The case patient was a nonsmoker with no previous history of pulmonary disease. He never required mechanical ventilation nor did he have any evidence of cysts or bullae on imaging. We believe that his pneumomediastinum was secondary to excessive bouts of coughing. Although some reports imply a poorer prognosis or a worse clinical course, our patient improved clinically with conservative management, and we were able to follow up with him after discharge.

Little has been reported on these patients after the acute presentation.

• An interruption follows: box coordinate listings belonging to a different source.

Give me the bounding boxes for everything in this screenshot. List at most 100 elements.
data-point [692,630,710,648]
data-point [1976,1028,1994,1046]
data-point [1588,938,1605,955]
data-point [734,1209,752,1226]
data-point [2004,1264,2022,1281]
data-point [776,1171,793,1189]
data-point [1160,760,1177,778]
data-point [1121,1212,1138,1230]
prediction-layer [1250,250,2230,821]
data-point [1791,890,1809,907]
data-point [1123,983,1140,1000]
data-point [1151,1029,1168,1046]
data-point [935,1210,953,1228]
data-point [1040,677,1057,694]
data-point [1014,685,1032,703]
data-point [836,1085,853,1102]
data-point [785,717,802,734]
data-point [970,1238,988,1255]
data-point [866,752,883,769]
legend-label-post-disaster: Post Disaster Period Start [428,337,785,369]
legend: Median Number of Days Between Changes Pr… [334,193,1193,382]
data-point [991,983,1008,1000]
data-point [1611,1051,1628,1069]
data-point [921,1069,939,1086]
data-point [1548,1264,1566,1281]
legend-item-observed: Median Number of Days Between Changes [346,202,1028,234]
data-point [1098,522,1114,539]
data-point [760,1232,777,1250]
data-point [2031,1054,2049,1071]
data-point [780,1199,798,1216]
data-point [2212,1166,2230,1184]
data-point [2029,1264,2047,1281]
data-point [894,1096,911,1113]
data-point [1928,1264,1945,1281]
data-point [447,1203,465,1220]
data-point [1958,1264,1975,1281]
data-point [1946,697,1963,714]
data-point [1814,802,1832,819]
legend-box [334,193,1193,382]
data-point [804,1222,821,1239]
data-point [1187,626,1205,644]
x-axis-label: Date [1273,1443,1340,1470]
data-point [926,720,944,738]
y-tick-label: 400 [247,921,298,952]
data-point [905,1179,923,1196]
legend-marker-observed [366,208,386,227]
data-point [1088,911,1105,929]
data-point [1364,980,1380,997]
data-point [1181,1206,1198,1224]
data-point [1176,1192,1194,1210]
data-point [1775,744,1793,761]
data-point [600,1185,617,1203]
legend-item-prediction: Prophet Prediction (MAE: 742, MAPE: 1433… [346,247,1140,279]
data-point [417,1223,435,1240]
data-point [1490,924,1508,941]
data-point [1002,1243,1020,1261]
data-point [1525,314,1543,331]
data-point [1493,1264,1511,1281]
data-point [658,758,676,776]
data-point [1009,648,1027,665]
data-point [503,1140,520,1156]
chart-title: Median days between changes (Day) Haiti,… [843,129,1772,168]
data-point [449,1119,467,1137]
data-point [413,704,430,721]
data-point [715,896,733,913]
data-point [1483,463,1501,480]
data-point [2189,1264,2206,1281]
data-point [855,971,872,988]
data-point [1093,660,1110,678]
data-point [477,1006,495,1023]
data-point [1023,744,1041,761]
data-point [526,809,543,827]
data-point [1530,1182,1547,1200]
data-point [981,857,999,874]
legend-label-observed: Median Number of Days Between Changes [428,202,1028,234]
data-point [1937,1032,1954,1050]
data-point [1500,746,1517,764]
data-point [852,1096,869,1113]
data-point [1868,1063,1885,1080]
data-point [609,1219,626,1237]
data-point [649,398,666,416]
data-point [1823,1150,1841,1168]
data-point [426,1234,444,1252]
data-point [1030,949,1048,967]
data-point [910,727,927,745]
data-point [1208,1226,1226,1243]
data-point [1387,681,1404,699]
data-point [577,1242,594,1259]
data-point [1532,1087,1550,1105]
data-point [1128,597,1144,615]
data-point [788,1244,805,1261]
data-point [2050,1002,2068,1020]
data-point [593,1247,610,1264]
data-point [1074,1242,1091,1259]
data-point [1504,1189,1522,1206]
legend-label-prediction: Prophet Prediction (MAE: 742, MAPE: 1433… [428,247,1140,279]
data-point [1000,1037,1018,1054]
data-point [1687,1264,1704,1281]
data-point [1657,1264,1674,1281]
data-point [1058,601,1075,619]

Our case report is unique in that our patient was followed for 3 months after hospital discharge. Consistent with ongoing research, this patient's follow-up imaging showed persistent bilateral infiltrates at 6 weeks and improvement of ground-glass opacities at 12 weeks.13 His clinical course may indicate that pneumomediastinum does not invariably signify a poorer prognosis and that patients may not exhibit any long-term complications.

CONCLUSION

Understanding the possible manifestations and examination findings of COVID-19 can help clinicians provide better treatment for these patients. Although COVID-19-induced pneumomediastinum can cause life-threatening decompensation, it can be managed conservatively with successful outcomes. Additional studies are necessary to understand the pathogenesis, risk factors, management, and long-term outcomes of pneumomediastinum and its use as a prognostic indicator in patients with COVID-19.